Both ships became trapped in the ice near King William Island in the winter of 1846. They never moved again. There were no survivors.
Dan Simmons blends historical fiction and horror to recreate the final years of the doomed Franklin expedition, and adds in a supernatural twist. The endless dark and freezing cold of the pack ice is home to a creature of terrifying size and intelligence that is stalking the men in the endless night of Arctic winter.

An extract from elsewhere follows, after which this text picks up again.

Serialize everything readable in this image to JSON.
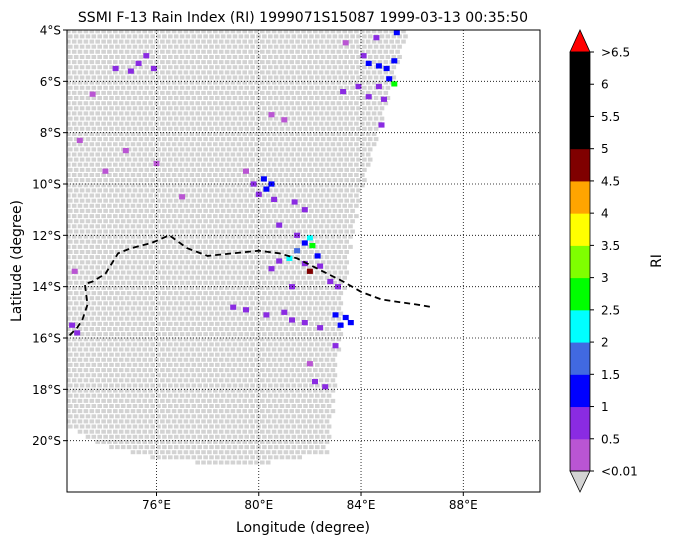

Simmons treats the environment surrounding Terror as a living thing, constantly growling and shifting to create sudden upthrusts and hidden crevices. The polar region is one of the most unforgiving places on the Earth, and it is immediately apparent that Franklin and his crew are out of their depths. The ever-moving ice remains implacable in the face of their modern British inventions. After months pass trapped in ice, a summer passes without an escape route emerging. Food rations begin to run low, and mutterings of mutiny can be heard belowdecks. The beast on the ice quickly becomes the least of their worries.
My only negative issue with The Terror is its length. Nearly seven hundred pages is a long time to read about ice. Simmons occasionally becomes repetitive; there are only so many ways to detail a group of people with sinking morale and empty bellies. I enjoyed his use of multiple perspectives, but some of the voices didn’t serve a purpose in furthering the overall plot.
I find myself liking The Terror more in retrospect than I did while actually reading it. I found the length and some of the more meandering narratives a bit frustrating at the time, but I keep finding myself thinking about the fate of the HMS Terror and the horrible conditions that these sailors found themselves unable to escape. This will be a novel that I’ll remember on cold winter nights.